O bLex em vários posts tem enfrentando a importante ligação entre o direito e economia, inclusive eu próprio já analisei tal questão, quando do comentário da decisão do STJ a respeito de furto ou perda de aparelhos celulares que estivessem no período de fidelidade.

Volto ao tema, para tentar enfrentá-lo de maneira ainda mais direita, reforçando o entendimento já esposado, não apenas no bLex, mas por vários autores, de que o direito não pode ser interpretado à revelia de regras econômicas, sob pena de se afastar da realidade e pior, alcançar fim completamente diverso daquele pretendido pelo legislador ou pelo intérprete da norma, por serem indissociáveis.

Tal raciocínio parte de um ponto um tanto quanto simplório: a economia se encontra no dia-a-dia de toda cidadão, tanto em suas finanças domésticas, quanto em suas relações com o mercado, com seus patrões, empregados etc., sendo certo que, no mundo moderno, o movimento da macroeconomia gera enormes conseqüências na vida do “Seu João”.
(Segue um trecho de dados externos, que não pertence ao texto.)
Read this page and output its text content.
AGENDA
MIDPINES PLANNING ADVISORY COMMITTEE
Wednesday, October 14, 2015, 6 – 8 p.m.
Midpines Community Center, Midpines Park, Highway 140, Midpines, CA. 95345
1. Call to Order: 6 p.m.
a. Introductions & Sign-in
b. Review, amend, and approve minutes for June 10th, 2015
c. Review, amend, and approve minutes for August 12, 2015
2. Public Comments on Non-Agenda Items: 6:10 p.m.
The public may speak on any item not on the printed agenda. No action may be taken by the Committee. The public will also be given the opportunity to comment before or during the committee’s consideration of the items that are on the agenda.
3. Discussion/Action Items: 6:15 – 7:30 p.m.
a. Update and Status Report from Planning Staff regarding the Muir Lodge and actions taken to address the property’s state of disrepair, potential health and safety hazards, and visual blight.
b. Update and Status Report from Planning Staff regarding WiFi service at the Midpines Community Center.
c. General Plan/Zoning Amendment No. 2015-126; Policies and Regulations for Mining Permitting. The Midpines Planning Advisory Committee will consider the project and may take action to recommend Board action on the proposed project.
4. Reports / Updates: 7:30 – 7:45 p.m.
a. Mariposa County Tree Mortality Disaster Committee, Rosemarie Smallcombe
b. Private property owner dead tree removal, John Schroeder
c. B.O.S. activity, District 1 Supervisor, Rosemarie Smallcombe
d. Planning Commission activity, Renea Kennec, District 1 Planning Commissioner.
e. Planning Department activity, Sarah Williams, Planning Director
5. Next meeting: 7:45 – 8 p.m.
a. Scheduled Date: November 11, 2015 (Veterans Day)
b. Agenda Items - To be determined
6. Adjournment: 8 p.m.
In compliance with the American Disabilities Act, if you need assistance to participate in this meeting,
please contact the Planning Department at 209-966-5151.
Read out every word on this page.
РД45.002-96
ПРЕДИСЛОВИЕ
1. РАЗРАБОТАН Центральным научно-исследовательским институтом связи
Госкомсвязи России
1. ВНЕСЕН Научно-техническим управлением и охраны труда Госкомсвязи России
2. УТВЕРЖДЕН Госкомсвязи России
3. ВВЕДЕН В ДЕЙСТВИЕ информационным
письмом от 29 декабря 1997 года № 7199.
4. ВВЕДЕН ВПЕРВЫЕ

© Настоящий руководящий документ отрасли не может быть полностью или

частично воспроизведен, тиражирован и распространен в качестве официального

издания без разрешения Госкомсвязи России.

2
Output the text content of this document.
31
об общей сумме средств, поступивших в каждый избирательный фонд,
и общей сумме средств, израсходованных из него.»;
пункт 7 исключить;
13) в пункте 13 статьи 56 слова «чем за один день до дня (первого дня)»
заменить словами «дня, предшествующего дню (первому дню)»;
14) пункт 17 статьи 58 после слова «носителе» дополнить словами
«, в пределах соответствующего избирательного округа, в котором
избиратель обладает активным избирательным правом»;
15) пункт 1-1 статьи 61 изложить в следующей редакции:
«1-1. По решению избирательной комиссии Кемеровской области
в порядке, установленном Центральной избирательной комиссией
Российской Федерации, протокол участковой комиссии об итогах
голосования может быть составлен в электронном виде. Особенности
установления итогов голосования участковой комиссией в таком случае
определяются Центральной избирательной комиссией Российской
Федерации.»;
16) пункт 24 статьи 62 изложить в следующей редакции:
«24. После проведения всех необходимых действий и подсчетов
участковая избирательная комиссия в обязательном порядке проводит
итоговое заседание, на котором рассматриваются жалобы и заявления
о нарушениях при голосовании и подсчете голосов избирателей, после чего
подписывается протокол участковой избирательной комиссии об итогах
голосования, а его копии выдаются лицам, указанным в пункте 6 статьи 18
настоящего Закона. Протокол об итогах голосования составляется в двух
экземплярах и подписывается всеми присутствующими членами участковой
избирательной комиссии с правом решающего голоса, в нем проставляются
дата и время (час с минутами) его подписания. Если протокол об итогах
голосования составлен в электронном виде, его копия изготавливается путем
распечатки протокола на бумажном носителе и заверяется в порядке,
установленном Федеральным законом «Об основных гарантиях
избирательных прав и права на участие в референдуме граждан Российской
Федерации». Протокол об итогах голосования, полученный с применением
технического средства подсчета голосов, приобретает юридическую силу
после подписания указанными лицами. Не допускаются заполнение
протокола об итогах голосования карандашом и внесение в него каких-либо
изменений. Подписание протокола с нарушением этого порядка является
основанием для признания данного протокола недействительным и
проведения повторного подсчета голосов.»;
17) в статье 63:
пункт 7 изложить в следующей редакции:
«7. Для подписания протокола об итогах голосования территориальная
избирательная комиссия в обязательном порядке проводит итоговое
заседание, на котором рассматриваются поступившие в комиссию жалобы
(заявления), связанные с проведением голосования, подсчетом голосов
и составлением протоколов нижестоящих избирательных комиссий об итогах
Reconhecendo-se a importância da economia na vida das pessoas, é certo que tal ciência há de ser analisada à luz do direito, visto se tratar de uma ciência que regula todo tipo de relação humana, dentre as quais, a do homem consumidor, fornecedor, patrão, empregado, locador, locatário etc.

Sem dúvida, alterações na realidade econômica exigem o adequado acompanhamento do direito, com o fito de que se mantenha apropriado à necessidade dos cidadãos, da mesma forma que alterações no direito acabam gerando conseqüências na realidade econômica, havendo clara relação de causa e efeito entre ambas.

A grande busca há de ser o alcance de uma relação simbiótica, em função da interdependência destas duas ciências, onde os interesses opostos caminhem em prol de um objetivo comum.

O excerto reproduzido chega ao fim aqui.